This is especially true for the local problem solver
and the coordination module (as shown in Figure 3.)
which do not only exchange real time information
but, in addition, must coordinate their decision rules
and performance criteria. If we consider the
relationship between the coordination module, the
problem solver, and the knowledge base. We found
that they have to make sure the data needed
available. The communication between the agents
may roughly be described by the coordination
module and the interface component. They are
describing the way how agents may communicate.
5.2 Agent Communication Language
The agents needs are formalized as a set R of
requests r
R, each of which expresses a question
about agent’s data or an action to perform given a
set of parameters.
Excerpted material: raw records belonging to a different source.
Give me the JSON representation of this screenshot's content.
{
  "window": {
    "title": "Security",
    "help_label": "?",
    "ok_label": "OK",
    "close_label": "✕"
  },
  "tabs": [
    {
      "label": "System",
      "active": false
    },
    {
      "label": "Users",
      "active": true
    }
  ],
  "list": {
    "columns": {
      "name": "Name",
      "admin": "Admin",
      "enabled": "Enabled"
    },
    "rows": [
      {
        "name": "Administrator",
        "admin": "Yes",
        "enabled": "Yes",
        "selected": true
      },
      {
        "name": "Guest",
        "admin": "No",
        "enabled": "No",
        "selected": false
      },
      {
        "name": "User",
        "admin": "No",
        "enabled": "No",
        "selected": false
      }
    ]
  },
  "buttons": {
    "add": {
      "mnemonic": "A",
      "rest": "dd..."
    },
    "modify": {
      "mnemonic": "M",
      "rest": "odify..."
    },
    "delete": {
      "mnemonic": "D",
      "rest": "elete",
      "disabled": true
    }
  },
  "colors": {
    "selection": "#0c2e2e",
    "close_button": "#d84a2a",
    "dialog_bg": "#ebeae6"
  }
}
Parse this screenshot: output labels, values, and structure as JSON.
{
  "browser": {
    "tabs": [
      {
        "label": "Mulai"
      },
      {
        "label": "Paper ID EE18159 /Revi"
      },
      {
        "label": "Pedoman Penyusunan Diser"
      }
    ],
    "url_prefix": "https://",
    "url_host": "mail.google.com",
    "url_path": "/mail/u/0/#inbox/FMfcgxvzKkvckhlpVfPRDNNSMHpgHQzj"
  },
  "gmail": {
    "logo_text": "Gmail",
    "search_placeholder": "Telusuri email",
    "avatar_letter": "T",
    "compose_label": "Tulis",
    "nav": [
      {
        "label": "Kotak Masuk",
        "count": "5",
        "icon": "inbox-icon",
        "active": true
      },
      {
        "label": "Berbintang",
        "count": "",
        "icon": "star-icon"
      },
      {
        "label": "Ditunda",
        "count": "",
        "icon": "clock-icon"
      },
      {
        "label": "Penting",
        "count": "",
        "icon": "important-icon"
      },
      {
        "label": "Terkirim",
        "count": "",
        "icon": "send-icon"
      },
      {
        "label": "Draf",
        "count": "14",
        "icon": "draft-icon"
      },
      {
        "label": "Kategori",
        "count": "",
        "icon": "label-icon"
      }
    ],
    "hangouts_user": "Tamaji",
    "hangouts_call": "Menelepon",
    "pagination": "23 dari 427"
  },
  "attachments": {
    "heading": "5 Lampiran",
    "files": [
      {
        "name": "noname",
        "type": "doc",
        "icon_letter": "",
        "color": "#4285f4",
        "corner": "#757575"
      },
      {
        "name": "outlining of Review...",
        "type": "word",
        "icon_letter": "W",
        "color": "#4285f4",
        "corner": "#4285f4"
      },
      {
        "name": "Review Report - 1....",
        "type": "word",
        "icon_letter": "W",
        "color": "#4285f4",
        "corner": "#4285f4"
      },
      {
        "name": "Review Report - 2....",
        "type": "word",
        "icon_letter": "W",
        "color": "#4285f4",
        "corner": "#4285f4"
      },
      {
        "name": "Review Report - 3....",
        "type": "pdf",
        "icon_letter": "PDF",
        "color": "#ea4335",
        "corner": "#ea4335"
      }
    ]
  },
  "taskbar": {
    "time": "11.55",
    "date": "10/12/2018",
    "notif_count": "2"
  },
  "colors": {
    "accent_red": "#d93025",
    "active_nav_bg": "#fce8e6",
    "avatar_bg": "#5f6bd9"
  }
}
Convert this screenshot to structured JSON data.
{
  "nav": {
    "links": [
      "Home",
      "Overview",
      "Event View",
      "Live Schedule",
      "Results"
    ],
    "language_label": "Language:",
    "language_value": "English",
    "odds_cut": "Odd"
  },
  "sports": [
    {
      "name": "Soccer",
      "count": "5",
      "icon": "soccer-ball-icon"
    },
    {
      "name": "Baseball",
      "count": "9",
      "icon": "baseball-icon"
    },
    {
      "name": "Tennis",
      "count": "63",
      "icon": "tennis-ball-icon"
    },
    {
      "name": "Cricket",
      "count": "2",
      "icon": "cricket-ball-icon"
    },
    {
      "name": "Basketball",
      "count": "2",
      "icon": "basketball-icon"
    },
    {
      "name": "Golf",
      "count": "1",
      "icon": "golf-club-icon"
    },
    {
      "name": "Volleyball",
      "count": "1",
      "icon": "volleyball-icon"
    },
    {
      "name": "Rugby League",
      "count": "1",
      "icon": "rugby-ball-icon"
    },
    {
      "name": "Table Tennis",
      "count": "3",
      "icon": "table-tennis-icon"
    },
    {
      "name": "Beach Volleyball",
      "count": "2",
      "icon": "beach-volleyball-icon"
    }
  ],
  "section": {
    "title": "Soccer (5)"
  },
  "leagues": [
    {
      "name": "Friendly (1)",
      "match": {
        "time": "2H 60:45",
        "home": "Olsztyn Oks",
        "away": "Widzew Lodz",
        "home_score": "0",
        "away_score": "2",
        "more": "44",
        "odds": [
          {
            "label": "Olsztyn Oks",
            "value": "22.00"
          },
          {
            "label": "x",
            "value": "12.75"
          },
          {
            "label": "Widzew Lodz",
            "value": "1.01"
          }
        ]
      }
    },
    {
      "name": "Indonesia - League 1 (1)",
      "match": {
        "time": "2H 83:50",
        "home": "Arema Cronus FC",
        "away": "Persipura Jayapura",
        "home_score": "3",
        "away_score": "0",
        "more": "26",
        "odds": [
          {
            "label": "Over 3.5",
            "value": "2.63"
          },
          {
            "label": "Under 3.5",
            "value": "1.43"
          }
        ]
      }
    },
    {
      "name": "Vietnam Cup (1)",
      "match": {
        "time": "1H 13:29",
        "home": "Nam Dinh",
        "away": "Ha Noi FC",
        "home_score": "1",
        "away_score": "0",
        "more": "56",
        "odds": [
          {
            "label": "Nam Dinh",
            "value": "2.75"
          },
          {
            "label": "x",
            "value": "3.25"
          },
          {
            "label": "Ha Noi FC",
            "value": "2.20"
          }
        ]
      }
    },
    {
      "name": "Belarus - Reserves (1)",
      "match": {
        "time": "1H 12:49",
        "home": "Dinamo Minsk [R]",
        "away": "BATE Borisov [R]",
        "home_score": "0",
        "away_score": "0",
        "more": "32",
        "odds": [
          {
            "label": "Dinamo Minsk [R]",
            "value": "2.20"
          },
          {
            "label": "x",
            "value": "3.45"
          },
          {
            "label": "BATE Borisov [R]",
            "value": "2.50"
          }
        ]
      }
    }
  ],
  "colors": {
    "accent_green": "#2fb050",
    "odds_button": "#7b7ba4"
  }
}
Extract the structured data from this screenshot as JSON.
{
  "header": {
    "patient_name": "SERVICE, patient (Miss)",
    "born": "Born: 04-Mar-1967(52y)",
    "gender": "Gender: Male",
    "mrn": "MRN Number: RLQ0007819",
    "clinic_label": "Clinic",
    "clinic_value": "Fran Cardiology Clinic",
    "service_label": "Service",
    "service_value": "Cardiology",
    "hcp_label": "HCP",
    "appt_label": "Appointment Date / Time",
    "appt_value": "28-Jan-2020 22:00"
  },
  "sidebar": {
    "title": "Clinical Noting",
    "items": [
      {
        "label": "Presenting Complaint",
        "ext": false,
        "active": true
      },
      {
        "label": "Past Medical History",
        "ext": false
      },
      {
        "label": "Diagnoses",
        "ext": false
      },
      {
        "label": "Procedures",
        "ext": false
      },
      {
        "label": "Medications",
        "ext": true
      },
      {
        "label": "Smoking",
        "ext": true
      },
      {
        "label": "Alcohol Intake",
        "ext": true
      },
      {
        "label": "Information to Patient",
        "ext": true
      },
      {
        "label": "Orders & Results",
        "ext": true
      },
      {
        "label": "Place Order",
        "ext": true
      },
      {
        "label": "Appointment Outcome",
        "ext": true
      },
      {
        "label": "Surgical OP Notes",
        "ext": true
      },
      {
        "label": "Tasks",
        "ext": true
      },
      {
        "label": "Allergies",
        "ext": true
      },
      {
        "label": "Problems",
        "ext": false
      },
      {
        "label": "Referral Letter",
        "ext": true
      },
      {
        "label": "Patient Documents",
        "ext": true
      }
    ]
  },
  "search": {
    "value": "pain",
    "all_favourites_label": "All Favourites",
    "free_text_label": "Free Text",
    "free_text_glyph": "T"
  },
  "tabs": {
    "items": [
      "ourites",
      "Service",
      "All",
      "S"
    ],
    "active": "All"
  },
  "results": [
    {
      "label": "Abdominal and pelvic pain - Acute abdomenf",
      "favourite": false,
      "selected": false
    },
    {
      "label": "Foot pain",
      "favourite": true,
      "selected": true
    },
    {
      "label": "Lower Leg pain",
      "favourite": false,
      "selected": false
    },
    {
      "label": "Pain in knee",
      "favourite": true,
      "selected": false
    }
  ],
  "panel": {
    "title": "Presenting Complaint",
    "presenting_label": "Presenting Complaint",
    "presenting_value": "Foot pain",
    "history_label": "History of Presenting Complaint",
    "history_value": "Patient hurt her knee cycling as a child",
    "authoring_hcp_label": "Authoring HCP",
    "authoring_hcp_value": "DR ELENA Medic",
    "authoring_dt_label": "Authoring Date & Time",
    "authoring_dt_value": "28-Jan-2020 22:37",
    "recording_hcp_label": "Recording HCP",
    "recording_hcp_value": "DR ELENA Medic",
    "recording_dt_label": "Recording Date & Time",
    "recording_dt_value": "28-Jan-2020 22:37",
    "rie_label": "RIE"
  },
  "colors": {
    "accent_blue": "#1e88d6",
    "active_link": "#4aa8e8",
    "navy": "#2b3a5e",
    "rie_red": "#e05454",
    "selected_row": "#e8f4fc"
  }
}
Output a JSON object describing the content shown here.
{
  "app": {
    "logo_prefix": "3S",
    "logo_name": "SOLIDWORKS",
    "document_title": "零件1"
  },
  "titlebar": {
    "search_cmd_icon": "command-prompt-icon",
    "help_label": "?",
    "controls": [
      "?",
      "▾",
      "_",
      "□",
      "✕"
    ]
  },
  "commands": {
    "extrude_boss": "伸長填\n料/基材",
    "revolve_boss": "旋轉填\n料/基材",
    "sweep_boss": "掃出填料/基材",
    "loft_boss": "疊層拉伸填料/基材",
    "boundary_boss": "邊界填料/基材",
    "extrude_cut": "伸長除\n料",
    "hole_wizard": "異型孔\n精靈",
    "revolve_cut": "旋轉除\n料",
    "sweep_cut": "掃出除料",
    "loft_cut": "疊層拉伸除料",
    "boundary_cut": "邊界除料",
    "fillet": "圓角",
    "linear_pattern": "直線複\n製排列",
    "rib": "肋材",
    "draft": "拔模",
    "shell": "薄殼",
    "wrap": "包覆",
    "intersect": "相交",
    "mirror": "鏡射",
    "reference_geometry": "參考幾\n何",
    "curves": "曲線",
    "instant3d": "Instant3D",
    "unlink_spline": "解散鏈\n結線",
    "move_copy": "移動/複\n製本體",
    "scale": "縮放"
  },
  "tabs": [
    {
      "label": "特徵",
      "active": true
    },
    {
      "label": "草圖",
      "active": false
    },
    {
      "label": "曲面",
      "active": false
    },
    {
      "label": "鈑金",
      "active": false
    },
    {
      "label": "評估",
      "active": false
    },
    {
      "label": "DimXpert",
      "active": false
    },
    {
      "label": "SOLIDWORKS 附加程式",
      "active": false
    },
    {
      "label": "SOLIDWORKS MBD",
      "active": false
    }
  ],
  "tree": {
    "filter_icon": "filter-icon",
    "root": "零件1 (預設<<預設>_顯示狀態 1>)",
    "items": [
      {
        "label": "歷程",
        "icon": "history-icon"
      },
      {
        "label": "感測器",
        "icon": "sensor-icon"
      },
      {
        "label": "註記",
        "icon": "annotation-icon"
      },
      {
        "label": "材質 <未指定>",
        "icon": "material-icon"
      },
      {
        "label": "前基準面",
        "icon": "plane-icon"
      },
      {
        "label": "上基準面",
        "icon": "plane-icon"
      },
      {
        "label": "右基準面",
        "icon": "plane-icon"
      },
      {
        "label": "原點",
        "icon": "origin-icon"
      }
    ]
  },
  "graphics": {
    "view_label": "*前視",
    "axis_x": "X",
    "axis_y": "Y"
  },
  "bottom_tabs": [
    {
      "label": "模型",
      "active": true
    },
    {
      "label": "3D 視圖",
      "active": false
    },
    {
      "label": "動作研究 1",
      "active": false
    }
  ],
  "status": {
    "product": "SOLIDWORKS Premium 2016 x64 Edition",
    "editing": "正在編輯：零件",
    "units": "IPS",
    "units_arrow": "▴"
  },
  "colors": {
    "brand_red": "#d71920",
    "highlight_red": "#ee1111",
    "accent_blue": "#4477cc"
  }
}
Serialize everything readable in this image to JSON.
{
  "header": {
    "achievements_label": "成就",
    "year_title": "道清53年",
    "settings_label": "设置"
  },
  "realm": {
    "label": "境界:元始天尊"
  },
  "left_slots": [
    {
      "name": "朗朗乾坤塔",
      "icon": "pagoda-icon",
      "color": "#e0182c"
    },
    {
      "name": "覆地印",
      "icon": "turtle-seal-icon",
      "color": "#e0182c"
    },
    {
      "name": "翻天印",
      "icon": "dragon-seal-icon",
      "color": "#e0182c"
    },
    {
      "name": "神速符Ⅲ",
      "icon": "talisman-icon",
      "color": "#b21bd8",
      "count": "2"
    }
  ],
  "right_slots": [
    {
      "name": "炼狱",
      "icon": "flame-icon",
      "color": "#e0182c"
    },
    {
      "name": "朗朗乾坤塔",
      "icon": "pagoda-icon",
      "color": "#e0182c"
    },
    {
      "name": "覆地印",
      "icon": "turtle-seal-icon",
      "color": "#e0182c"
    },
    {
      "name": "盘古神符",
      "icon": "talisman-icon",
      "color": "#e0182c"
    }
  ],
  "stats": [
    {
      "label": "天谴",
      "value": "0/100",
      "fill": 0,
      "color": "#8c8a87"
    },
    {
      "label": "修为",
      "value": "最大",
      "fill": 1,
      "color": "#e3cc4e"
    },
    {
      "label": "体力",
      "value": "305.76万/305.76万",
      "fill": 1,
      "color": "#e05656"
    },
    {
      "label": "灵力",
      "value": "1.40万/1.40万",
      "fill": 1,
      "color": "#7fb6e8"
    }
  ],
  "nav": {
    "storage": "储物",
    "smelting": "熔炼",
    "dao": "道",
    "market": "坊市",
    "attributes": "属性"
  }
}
These requests appear both in
human-agent and in interagent dialogues.
The request performative rp can take the following
values, for example see Figure 4, Figure 5 and
Figure 6):
Ask-for requests that represent questions about
the agent’s data.
Assert-is for assertions about agent’s data values
(to answer to Ask-for requests).
Order for requests that represent actions to
perform.
Affirm for acknowledgment when an action has
been performed (in answer to an Order request).
Assert-cannot to express that the agent is unable
to perform a command.
Assert-can to express that the agent can perform
a command, but misses a field value to be able
to do so.
Unknown for asserting that the agent doesn’t
know a field or the overall action to perform.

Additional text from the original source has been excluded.